Empat

3.4K 376 14
                                    

Maaf kalau banyak typo gak sempat edit.

***
,,,

Tiga puluh jam sudah sejak kunjungan Jane kemarin pagi, dan selama itu otak Jevan benar-benar tidak bisa melupakan sosoknya. Dia harus memejamkan mata, menutup telinga dan mengisi paru-parunya dengan oksigen sabanyak mungkin 
untuk menenangkan syarafnya yang tegang kala sosok gadis itu membenak dalam ingatannya.

Berkali-kali otaknya menyangkal kalau gadis itu bukan tipenya, tapi tubuhnya berkata lain, si kecil di bawah sana tak henti berontak saat bayangan bukit indah yang dimiliki peri hutan itu membayang di ingatannya, bahkan tadi malam dia bermimpi sudah mendapatkannya dan menikmatinya dengan keserakahan seorang pria.

Saat ia terbangun di pagi buta dari tidurnya yang tak nyeyak, dia semakin kesulitan dalam mengendalikan diri. Dia yakin, jika bertemu perihutan itu saat ini, maka dia akan bisa menahan diri untuk tidak menindihnya secepat yang ia bisa.

Dia benar-benar butuh ketenangan sebelum ia bertemu gadis itu kembali, atau akan mempermalukan dirinya sendiri sebagai seorang pemerkosa. Untuk itu dia berada disini sekarang, di danau Bunau yang merupakan salah satu wilayah miliknya, untuk menangkan otak dan tubuhnya yang tegang walau tak berhasil.

Pagi tadi, dia mendapatkan E-mail dari gadis itu kalau keluarga Verlyn akan menyambut kedatangannya nanti malam dengan acara makan malam keluarga. Itu artinya, saat ini dia masih memiliki waktu sekitar lima jam untuk menenangkan diri.

'Kami akan menyambut Anda dengan sambutan makan malam yang istimewa.' Jevan kembali mengingat kata-kata Jane dalam pesan surelnya.

'Aku tak sabar untuk bertemu denganmu,' balas Jevan.

'Para hantu pun tak sabar untuk berkenalan dengan Anda Mr. Hathaway.'

Mengingat kembali perkataan gadis itu tentang hantu yang mungkin akan menerornya, membuat Jevan tersenyum sendiri.

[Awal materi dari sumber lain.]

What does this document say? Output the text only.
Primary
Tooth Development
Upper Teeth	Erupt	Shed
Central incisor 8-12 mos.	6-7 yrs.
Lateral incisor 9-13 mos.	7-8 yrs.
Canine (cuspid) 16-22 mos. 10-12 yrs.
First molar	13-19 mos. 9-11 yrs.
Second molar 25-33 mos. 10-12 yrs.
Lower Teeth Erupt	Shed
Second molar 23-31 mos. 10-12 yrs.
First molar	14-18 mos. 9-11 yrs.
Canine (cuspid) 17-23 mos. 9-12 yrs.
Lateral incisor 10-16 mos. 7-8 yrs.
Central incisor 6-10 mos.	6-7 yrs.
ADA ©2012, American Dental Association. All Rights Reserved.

"Kau pikir aku akan takut dengan apapun yang kau sebut dengan hantu, jangan harap, peri hutan. Perkenalkan hantu itu padaku, maka aku akan menindihnya dan juga menindihmu bersamaan." gumam Jevan, matanya menatap lurus pada kilau air danau yang tenang, namun pikirannya akan Jane tak tergantikan.

"Siapa yang kau ajak bicara?" tanya Bianca yang tidak disadari Jevan kehadirannya. Tiba-tiba saja sudah berdiri tak jauh dari Jevan dan mungkin mendengar gerutuan Jevan pada air danau.

Jevan pun menoleh sesaat pada adiknya dan dengan nada ketus ia pun berkata, "bukan urusanmu. Pergilah, jangan mengangguku, aku sedang ingin sendiri!"

Bianca tergelak seolah perkataan Jevan adalah lelucon yang sangat lucu.

"Suasana hati tuan muda rupanya selalu tidak baik selama dia berada di pulau ini. Baiklah, kalau begitu aku akan pergi sekarang juga."

Jevan kembali menoleh ke arah Bianca saat adiknya itu mengucapkan kata terakhirnya. Tidak biasanya Bianca menyerah begitu saja dalam mengganggunya, pikir Jevan.

"Mau kemana kau?"

"Bukankah kau ingin aku tidak berada di dekatmu?" Bianca balas bertanya.

"Tapi, tetap saja aku harus tahu kemana kau akan pergi. Walau bagaimana pun, dirimu adalah tanggungjawabku disini, Mommy menitipkanmu padaku semalam."

"Aku sangat penasaran dengan Fatala Falls," jawab Bianca.

"Itu hanya air terjun biasa, kau tidak akan tertarik sebelum aku merubahnya."

"Jangan sok tahu. Aku sangat tertarik pada sunset yang terlihat indah jika dilihat dari arah puncak air terjun itu, dan kebetulan aku sudah bertemu dengan pemandu jalan yang paham lokasi itu."